WILMINGTON, N.C. (WECT) – The pandemic of 2020 forced many people to put their health on hold. Cancer screenings, for one, were delayed or even canceled to reduce the risk of contracting COVID-19.
The charity, Breast Cancer Now, estimates that around 986,000 people missed their mammograms because screenings were paused in March. Those screenings find cancer you can’t see or feel.
“With breast cancer, early detection is the key to treating either pre-cancerous or early-stage breast cancers but due to screenings not happening as early as they should, we are concerned we will see an increase in more advanced diagnosed breast cancers,” said Kristen Wissbaum, an oncology surgical nurse at NHRMC.
Research suggests that could lead to more deaths. That’s discouraging as women dying from breast cancer is down 40% from the 1990′s.
“Which is great, but we’re still having lots of populations that are diagnosed with more advanced stages,” she says.

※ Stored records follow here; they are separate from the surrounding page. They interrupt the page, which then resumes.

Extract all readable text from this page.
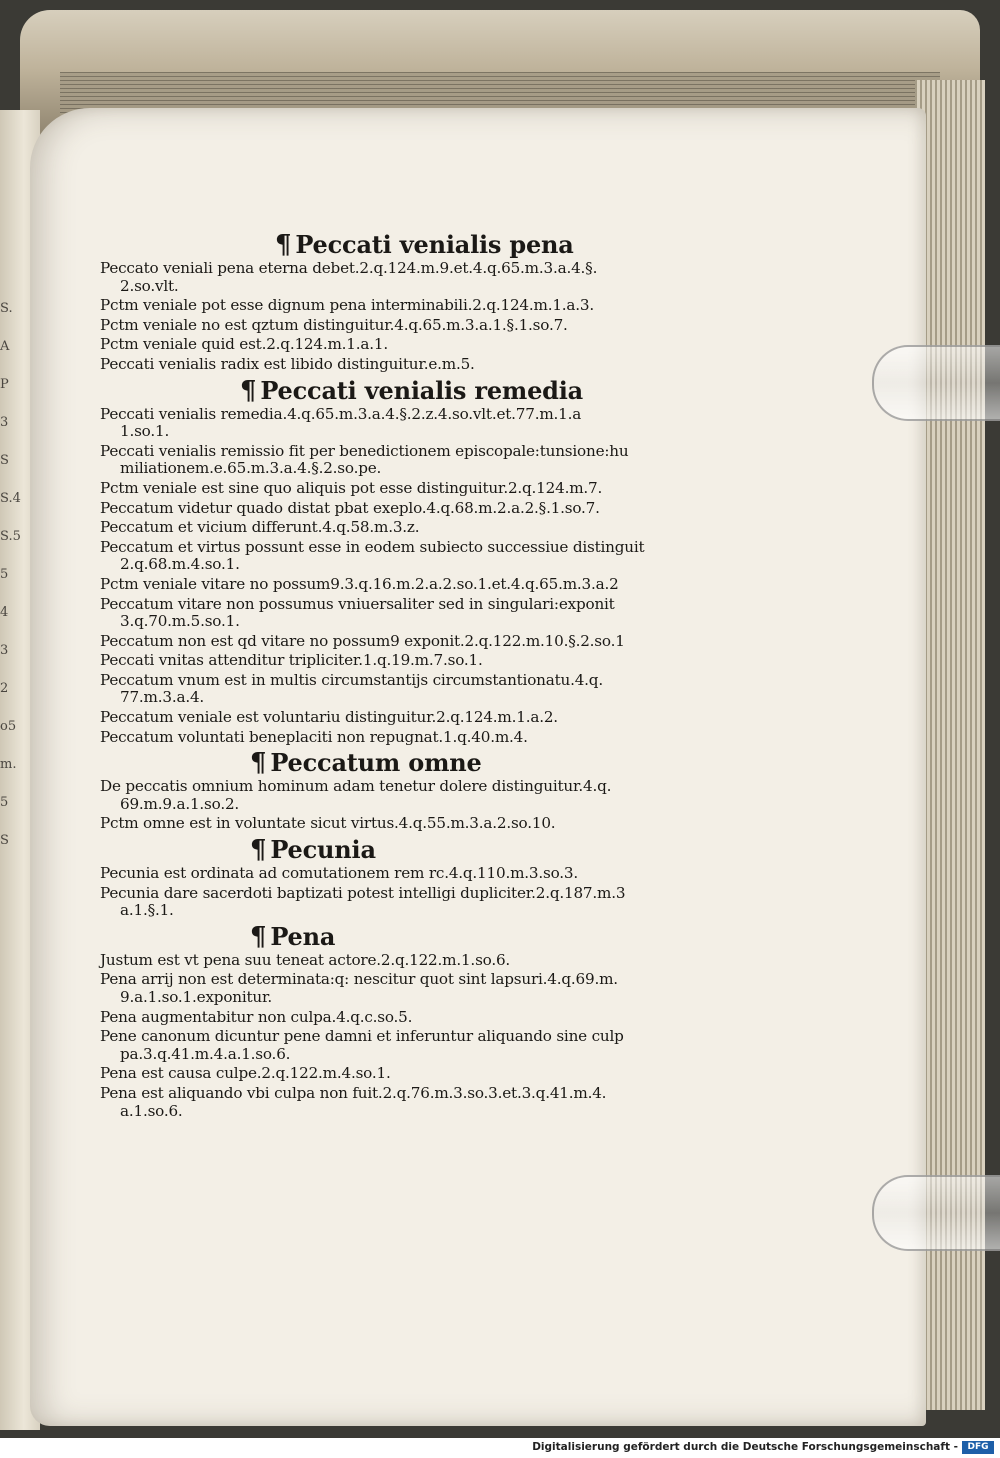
S.
A
P
3
S
S.4
S.5
5
4
3
2
o5
m.
5
S
¶ Peccati venialis pena
Peccato veniali pena eterna debet.2.q.124.m.9.et.4.q.65.m.3.a.4.§.
2.so.vlt.
Pctm veniale pot esse dignum pena interminabili.2.q.124.m.1.a.3.
Pctm veniale no est qztum distinguitur.4.q.65.m.3.a.1.§.1.so.7.
Pctm veniale quid est.2.q.124.m.1.a.1.
Peccati venialis radix est libido distinguitur.e.m.5.
¶ Peccati venialis remedia
Peccati venialis remedia.4.q.65.m.3.a.4.§.2.z.4.so.vlt.et.77.m.1.a
1.so.1.
Peccati venialis remissio fit per benedictionem episcopale:tunsione:hu
miliationem.e.65.m.3.a.4.§.2.so.pe.
Pctm veniale est sine quo aliquis pot esse distinguitur.2.q.124.m.7.
Peccatum videtur quado distat pbat exeplo.4.q.68.m.2.a.2.§.1.so.7.
Peccatum et vicium differunt.4.q.58.m.3.z.
Peccatum et virtus possunt esse in eodem subiecto successiue distinguit
2.q.68.m.4.so.1.
Pctm veniale vitare no possum9.3.q.16.m.2.a.2.so.1.et.4.q.65.m.3.a.2
Peccatum vitare non possumus vniuersaliter sed in singulari:exponit
3.q.70.m.5.so.1.
Peccatum non est qd vitare no possum9 exponit.2.q.122.m.10.§.2.so.1
Peccati vnitas attenditur tripliciter.1.q.19.m.7.so.1.
Peccatum vnum est in multis circumstantijs circumstantionatu.4.q.
77.m.3.a.4.
Peccatum veniale est voluntariu distinguitur.2.q.124.m.1.a.2.
Peccatum voluntati beneplaciti non repugnat.1.q.40.m.4.
¶ Peccatum omne
De peccatis omnium hominum adam tenetur dolere distinguitur.4.q.
69.m.9.a.1.so.2.
Pctm omne est in voluntate sicut virtus.4.q.55.m.3.a.2.so.10.
¶ Pecunia
Pecunia est ordinata ad comutationem rem rc.4.q.110.m.3.so.3.
Pecunia dare sacerdoti baptizati potest intelligi dupliciter.2.q.187.m.3
a.1.§.1.
¶ Pena
Justum est vt pena suu teneat actore.2.q.122.m.1.so.6.
Pena arrij non est determinata:q: nescitur quot sint lapsuri.4.q.69.m.
9.a.1.so.1.exponitur.
Pena augmentabitur non culpa.4.q.c.so.5.
Pene canonum dicuntur pene damni et inferuntur aliquando sine culp
pa.3.q.41.m.4.a.1.so.6.
Pena est causa culpe.2.q.122.m.4.so.1.
Pena est aliquando vbi culpa non fuit.2.q.76.m.3.so.3.et.3.q.41.m.4.
a.1.so.6.
Digitalisierung gefördert durch die Deutsche Forschungsgemeinschaft -	DFG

Wissbaum says New Hanover Regional is participating in what’s called a Community of Practice where they’re reaching out to African American and Latino populations to encourage them to get their mammograms.

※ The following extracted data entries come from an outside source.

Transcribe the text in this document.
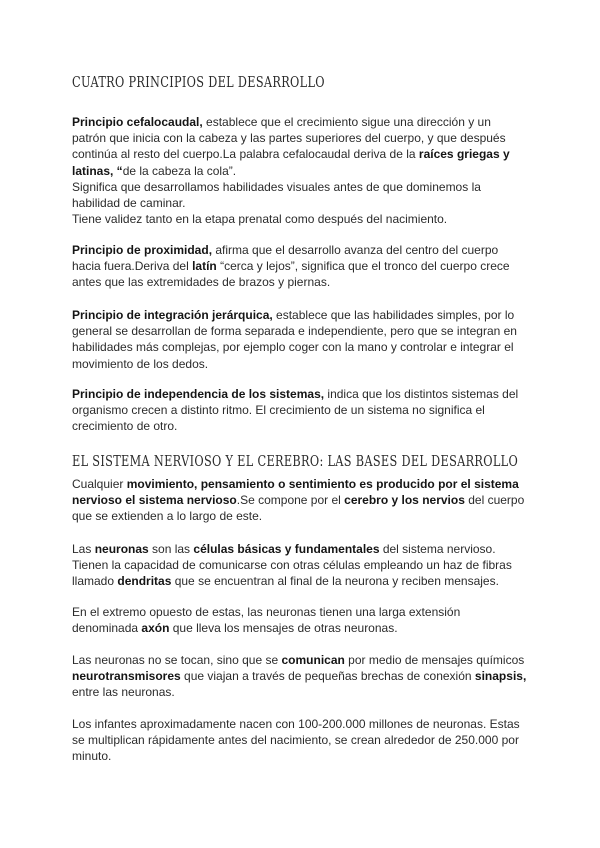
CUATRO PRINCIPIOS DEL DESARROLLO

Principio cefalocaudal, establece que el crecimiento sigue una dirección y un patrón que inicia con la cabeza y las partes superiores del cuerpo, y que después continúa al resto del cuerpo.La palabra cefalocaudal deriva de la raíces griegas y latinas, “de la cabeza la cola”.
Significa que desarrollamos habilidades visuales antes de que dominemos la habilidad de caminar.
Tiene validez tanto en la etapa prenatal como después del nacimiento.

Principio de proximidad, afirma que el desarrollo avanza del centro del cuerpo hacia fuera.Deriva del latín “cerca y lejos”, significa que el tronco del cuerpo crece antes que las extremidades de brazos y piernas.

Principio de integración jerárquica, establece que las habilidades simples, por lo general se desarrollan de forma separada e independiente, pero que se integran en habilidades más complejas, por ejemplo coger con la mano y controlar e integrar el movimiento de los dedos.

Principio de independencia de los sistemas, indica que los distintos sistemas del organismo crecen a distinto ritmo. El crecimiento de un sistema no significa el crecimiento de otro.

EL SISTEMA NERVIOSO Y EL CEREBRO: LAS BASES DEL DESARROLLO

Cualquier movimiento, pensamiento o sentimiento es producido por el sistema nervioso el sistema nervioso.Se compone por el cerebro y los nervios del cuerpo que se extienden a lo largo de este.

Las neuronas son las células básicas y fundamentales del sistema nervioso. Tienen la capacidad de comunicarse con otras células empleando un haz de fibras llamado dendritas que se encuentran al final de la neurona y reciben mensajes.

En el extremo opuesto de estas, las neuronas tienen una larga extensión denominada axón que lleva los mensajes de otras neuronas.

Las neuronas no se tocan, sino que se comunican por medio de mensajes químicos neurotransmisores que viajan a través de pequeñas brechas de conexión sinapsis, entre las neuronas.

Los infantes aproximadamente nacen con 100-200.000 millones de neuronas. Estas se multiplican rápidamente antes del nacimiento, se crean alrededor de 250.000 por minuto.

“Those two populations tend to be diagnosed either at later stages or have a higher increase of death from breast cancer,” she says.
Caught early in any race, breast cancer is very treatable.
“Overall, survival from breast cancer is very good,” Wissbaum says. “We always try to encourage patients when they come in with a breast cancer diagnosis. It is very treatable. We have many options. If it’s caught sooner there’s even more options there and the overall chance of survival 5, 10, 20 years from now is much higher. The earlier stage breast cancers are diagnosed on screening mammogram before the patient has any symptoms. Most patients don’t feel a mass or have any breast changes. It’s just picked up by a mammogram.”
Breast cancer is the most common cancer diagnosed in women. While the death rate from breast cancer has decreased, hospitals are still seeing patients come in with more advanced stages of the disease. Wissbaum says that is why getting a mammogram is so important.
“If you missed your mammogram in the month you were supposed to have it, we recommend getting it as soon as possible — not waiting an extra year or waiting for that month to come back around.”